Na sentença, de id 14975914, fls. 01/04, o juízo da 2ª Vara dos Feitos da Fazenda Pública da Comarca de Teresina julgou procedente o pedido autoral, confirmando os efeitos da liminar deferida, para determinar a implantação do beneficio previdenciário de aposentadoria por tempo de contribuição em favor de PAULO AFONSO LEMOS pelo Regime Próprio de Previdência Social do Estado do Piauí.
A FUNPREV interpôs a presente apelação, sustentando, em síntese: a inexistência da condição de servidor efetivo do autor; a impossibilidade de aposentadoria pelo regime próprio de previdência social; a impossibilidade de o poder judiciário substituir-se à administração pública; e, a impossibilidade de concessão de tutela provisória (id 14975971, fls. 01/14).
Foram apresentadas contrarrazões pela parte autora, defendendo a manutenção da sentença (id 14975973, fls. 01/18).
O Ministério Público Superior, em parecer de id 15163479, fls. 01/10, manifestou-se pelo improvimento do recurso, devendo ser mantida a sentença ora combatida em todos os seus termos, eis que demonstrado o direito do Autor de ser aposentado por tempo de contribuição nos termos do Regime Próprio de Previdência do Estado do Piauí. .
É o relatório.
Devidamente relatados, encaminhem-se os autos à SEJU para inclusão em pauta de julgamento da 6ª Câmara de Direito Público, art. 366, §7º, RITJPI.
VOTO
VOTO
I – JUÍZO DE ADMISSIBILIDADE
Presentes nos autos os requisitos de admissibilidade recursal, conheço do recurso.
II – DO MÉRITO
A discussão em questão versa sobre transmudação de regimes jurídicos, do celetista para o estatutário, de servidor público estadual, para fins de aposentadoria, hipótese que, a depender das circunstâncias do caso concreto, pode ou não encontrar amparo no ordenamento jurídico brasileiro
Pois bem.
A matéria já foi apreciada na Arguição de Descumprimento de Preceito Fundamental nº 573, proposta pelo Estado do Piauí, que transitou em julgado em 04/05/2023 e, portanto, além de possuir eficácia erga omnes e efeito vinculante em relação aos demais órgãos do Poder Público, é irrecorrível, conforme os arts. 10 e 12 da Lei 9882/99, que dispõe sobre o referido instituto de controle concentrado de constitucionalidade.

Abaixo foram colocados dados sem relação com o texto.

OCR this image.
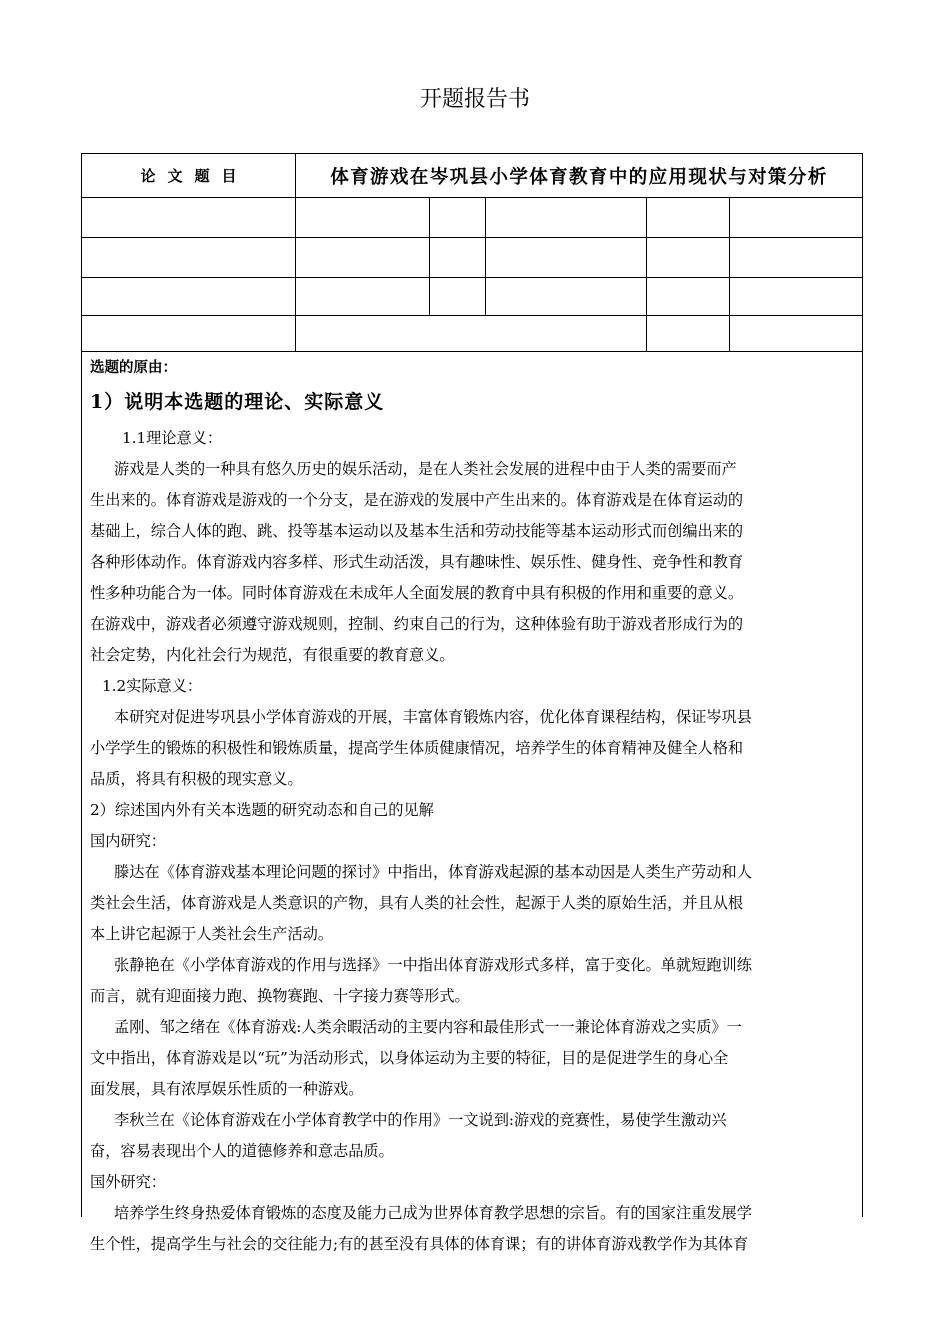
开题报告书
论文题目	体育游戏在岑巩县小学体育教育中的应用现状与对策分析
选题的原由：
1）说明本选题的理论、实际意义
1.1理论意义：
游戏是人类的一种具有悠久历史的娱乐活动，是在人类社会发展的进程中由于人类的需要而产
生出来的。体育游戏是游戏的一个分支，是在游戏的发展中产生出来的。体育游戏是在体育运动的
基础上，综合人体的跑、跳、投等基本运动以及基本生活和劳动技能等基本运动形式而创编出来的
各种形体动作。体育游戏内容多样、形式生动活泼，具有趣味性、娱乐性、健身性、竞争性和教育
性多种功能合为一体。同时体育游戏在未成年人全面发展的教育中具有积极的作用和重要的意义。
在游戏中，游戏者必须遵守游戏规则，控制、约束自己的行为，这种体验有助于游戏者形成行为的
社会定势，内化社会行为规范，有很重要的教育意义。
1.2实际意义：
本研究对促进岑巩县小学体育游戏的开展，丰富体育锻炼内容，优化体育课程结构，保证岑巩县
小学学生的锻炼的积极性和锻炼质量，提高学生体质健康情况，培养学生的体育精神及健全人格和
品质，将具有积极的现实意义。
2）综述国内外有关本选题的研究动态和自己的见解
国内研究：
滕达在《体育游戏基本理论问题的探讨》中指出，体育游戏起源的基本动因是人类生产劳动和人
类社会生活，体育游戏是人类意识的产物，具有人类的社会性，起源于人类的原始生活，并且从根
本上讲它起源于人类社会生产活动。
张静艳在《小学体育游戏的作用与选择》一中指出体育游戏形式多样，富于变化。单就短跑训练
而言，就有迎面接力跑、换物赛跑、十字接力赛等形式。
孟刚、邹之绪在《体育游戏:人类余暇活动的主要内容和最佳形式一一兼论体育游戏之实质》一
文中指出，体育游戏是以“玩”为活动形式，以身体运动为主要的特征，目的是促进学生的身心全
面发展，具有浓厚娱乐性质的一种游戏。
李秋兰在《论体育游戏在小学体育教学中的作用》一文说到:游戏的竞赛性，易使学生激动兴
奋，容易表现出个人的道德修养和意志品质。
国外研究：
培养学生终身热爱体育锻炼的态度及能力己成为世界体育教学思想的宗旨。有的国家注重发展学
生个性，提高学生与社会的交往能力;有的甚至没有具体的体育课；有的讲体育游戏教学作为其体育
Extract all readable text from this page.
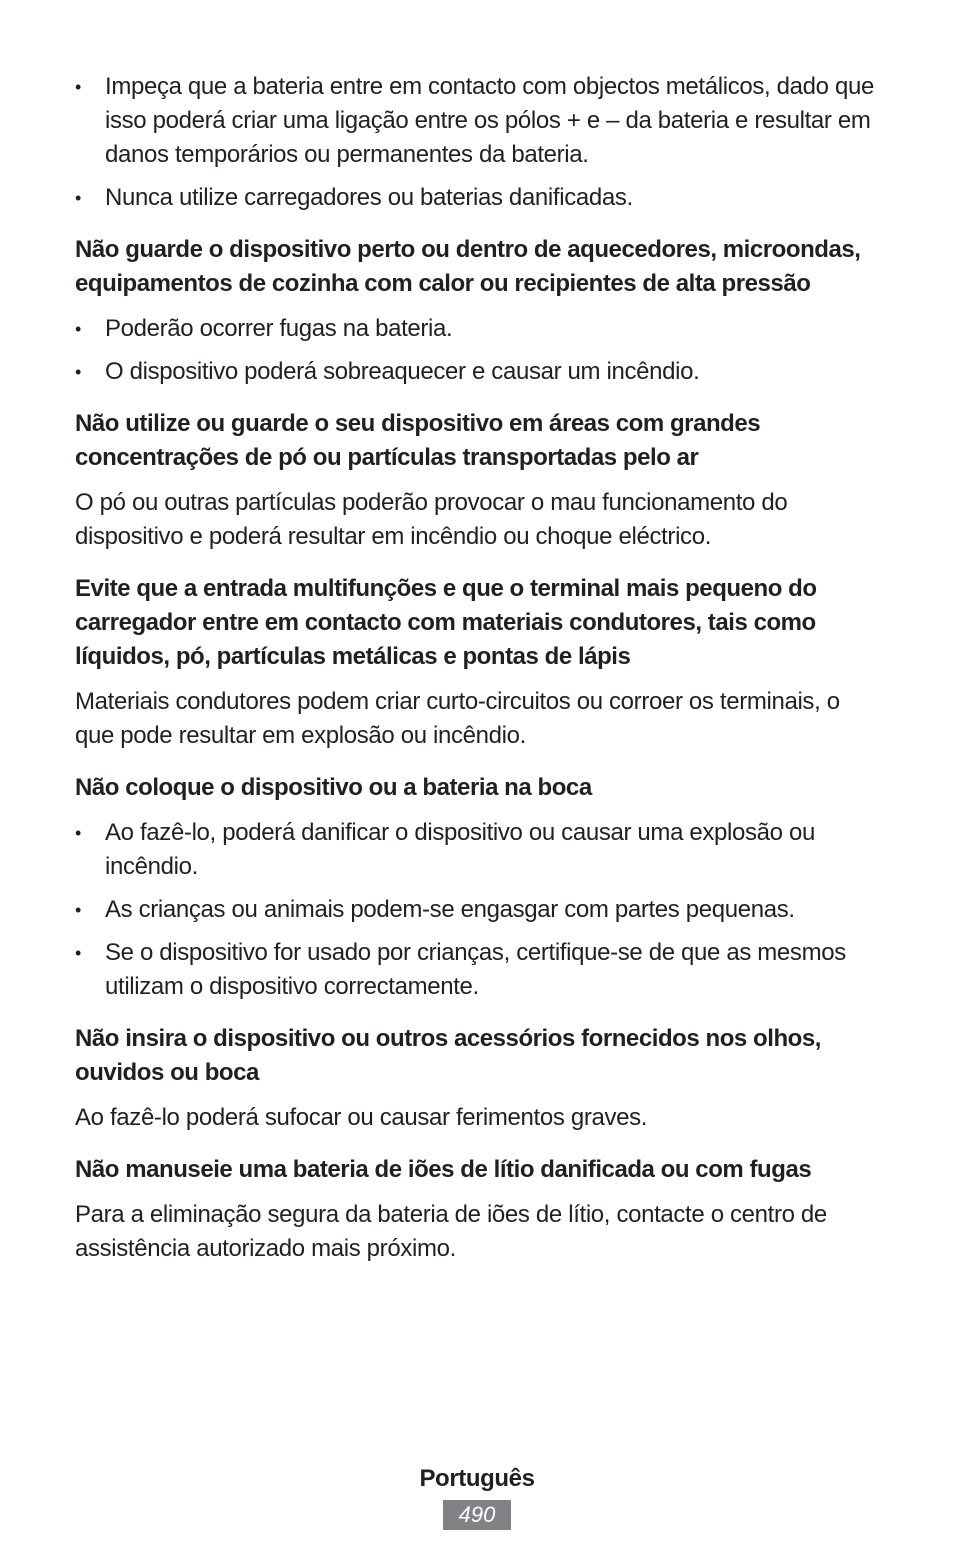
• Impeça que a bateria entre em contacto com objectos metálicos, dado que isso poderá criar uma ligação entre os pólos + e – da bateria e resultar em danos temporários ou permanentes da bateria.
• Nunca utilize carregadores ou baterias danificadas.
Não guarde o dispositivo perto ou dentro de aquecedores, microondas, equipamentos de cozinha com calor ou recipientes de alta pressão
• Poderão ocorrer fugas na bateria.
• O dispositivo poderá sobreaquecer e causar um incêndio.
Não utilize ou guarde o seu dispositivo em áreas com grandes concentrações de pó ou partículas transportadas pelo ar

O pó ou outras partículas poderão provocar o mau funcionamento do dispositivo e poderá resultar em incêndio ou choque eléctrico.

Evite que a entrada multifunções e que o terminal mais pequeno do carregador entre em contacto com materiais condutores, tais como líquidos, pó, partículas metálicas e pontas de lápis

Materiais condutores podem criar curto-circuitos ou corroer os terminais, o que pode resultar em explosão ou incêndio.

Não coloque o dispositivo ou a bateria na boca
• Ao fazê-lo, poderá danificar o dispositivo ou causar uma explosão ou incêndio.
• As crianças ou animais podem-se engasgar com partes pequenas.
• Se o dispositivo for usado por crianças, certifique-se de que as mesmos utilizam o dispositivo correctamente.
Não insira o dispositivo ou outros acessórios fornecidos nos olhos, ouvidos ou boca

Ao fazê-lo poderá sufocar ou causar ferimentos graves.

Não manuseie uma bateria de iões de lítio danificada ou com fugas

Para a eliminação segura da bateria de iões de lítio, contacte o centro de assistência autorizado mais próximo.

Português
490
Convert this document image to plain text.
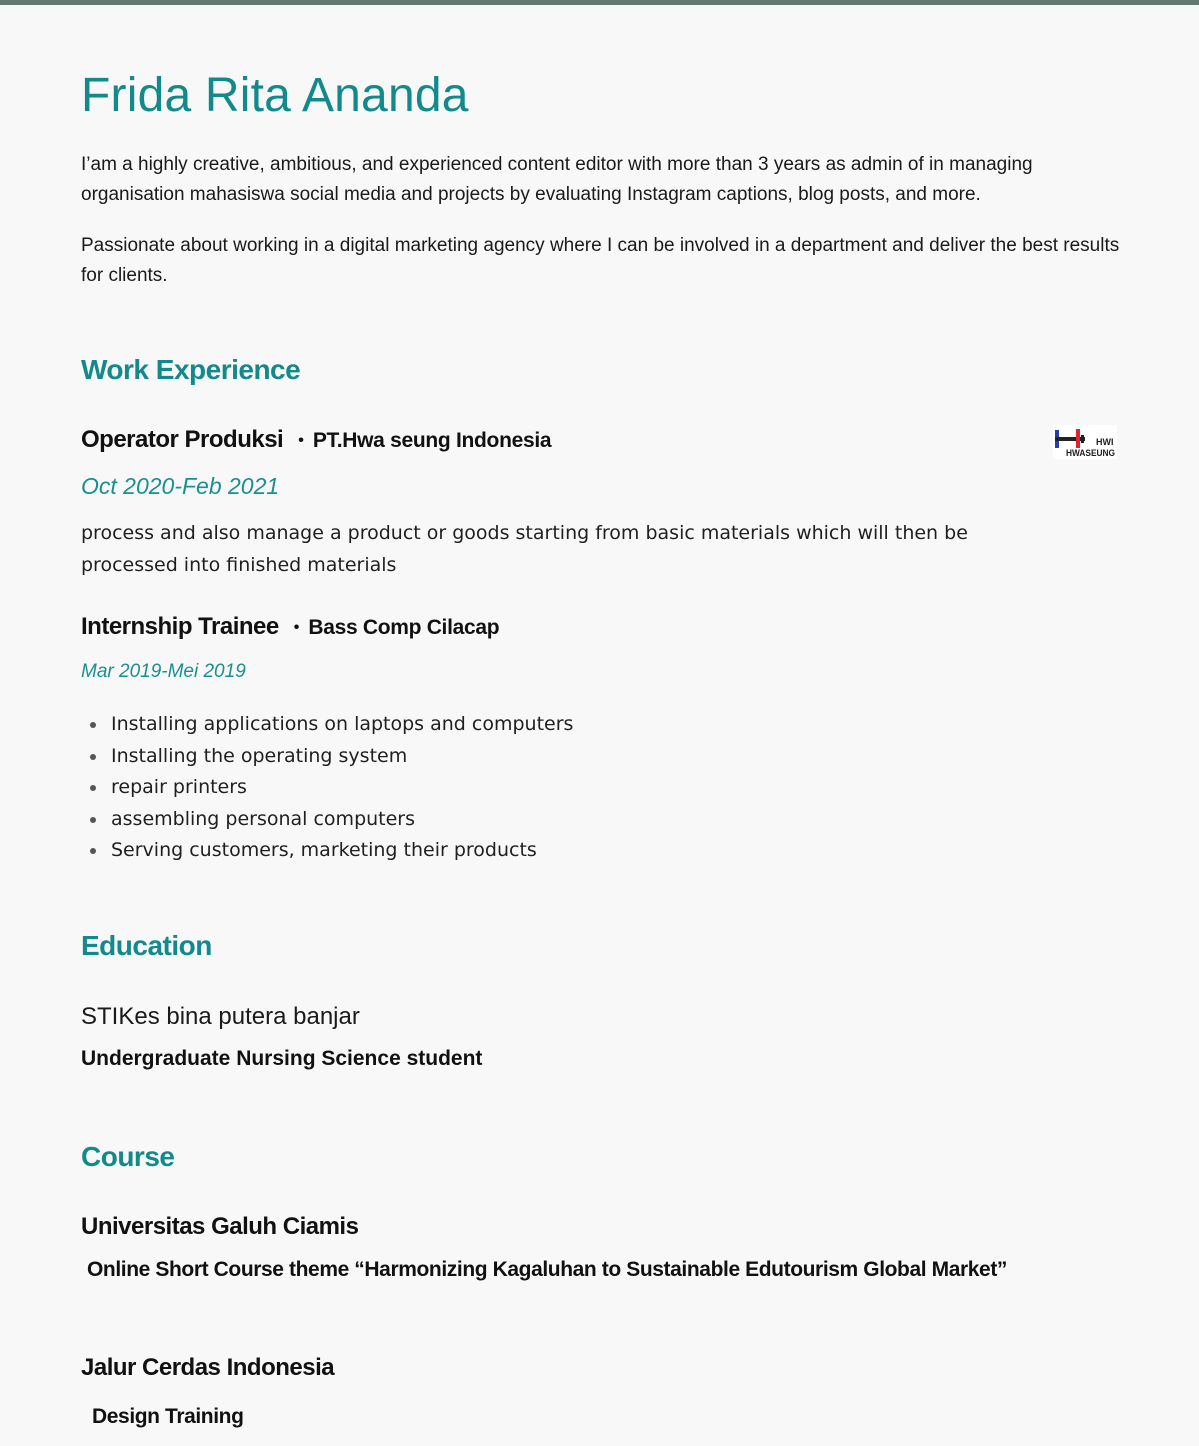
Frida Rita Ananda

I’am a highly creative, ambitious, and experienced content editor with more than 3 years as admin of in managing organisation mahasiswa social media and projects by evaluating Instagram captions, blog posts, and more.

Passionate about working in a digital marketing agency where I can be involved in a department and deliver the best results for clients.

Work Experience
Operator Produksi • PT.Hwa seung Indonesia	HWI
HWASEUNG
Oct 2020-Feb 2021

process and also manage a product or goods starting from basic materials which will then be processed into finished materials

Internship Trainee • Bass Comp Cilacap
Mar 2019-Mei 2019
Installing applications on laptops and computers
Installing the operating system
repair printers
assembling personal computers
Serving customers, marketing their products
Education
STIKes bina putera banjar
Undergraduate Nursing Science student
Course
Universitas Galuh Ciamis
Online Short Course theme “Harmonizing Kagaluhan to Sustainable Edutourism Global Market”
Jalur Cerdas Indonesia
Design Training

Com efeito, devem ser afastados do regime próprio de previdência social todos os servidores não detentores de cargo efetivo, ou seja, admitidos sem concurso público, inclusive os abrangidos pelo artigo 19 do ADCT. O servidor que ingressou no serviço público antes da Constituição Federal de 1988 não é considerado efetivo, dispondo, apenas, de uma estabilidade especial. Por esse motivo, não possui direito às vantagens privativas dos ocupantes de cargo efetivo, o que afasta a possibilidade de participação no regime próprio de previdência social.
Nessa linha, foram fixadas as seguintes teses:
1. É incompatível com a regra do concurso público (art. 37, II, CF) a transformação de servidores celetistas não concursados em estatutários, com exceção daqueles detentores da estabilidade excepcional (art. 19 do ADCT);
2. São admitidos no regime próprio de previdência social exclusivamente os servidores públicos civis detentores de cargo efetivo (art. 40, CF, na redação dada pela EC nº 20/98), o que exclui os estáveis na forma do art. 19 do ADCT e demais servidores admitidos sem concurso público.
Apesar disso, em razão do tempo transcorrido entre a publicação da Lei Estadual nº 4.546/1992 - que incluiu no regime próprio de previdência social estadual servidores antes submetidos ao regime da CLT (transmudação de regime), e a decisão do STF, o Plenário decidiu modular os efeitos da decisão, com base no art. 11 da Lei nº 9.882/99, segundo o qual:
Art. 11. Ao declarar a inconstitucionalidade de lei ou ato normativo, no processo de arguição de descumprimento de preceito fundamental, e tendo em vista razões de segurança jurídica ou de excepcional interesse social, poderá o Supremo Tribunal Federal, por maioria de dois terços de seus membros, restringir os efeitos daquela declaração ou decidir que ela só tenha eficácia a partir de seu trânsito em julgado ou de outro momento que venha a ser fixado.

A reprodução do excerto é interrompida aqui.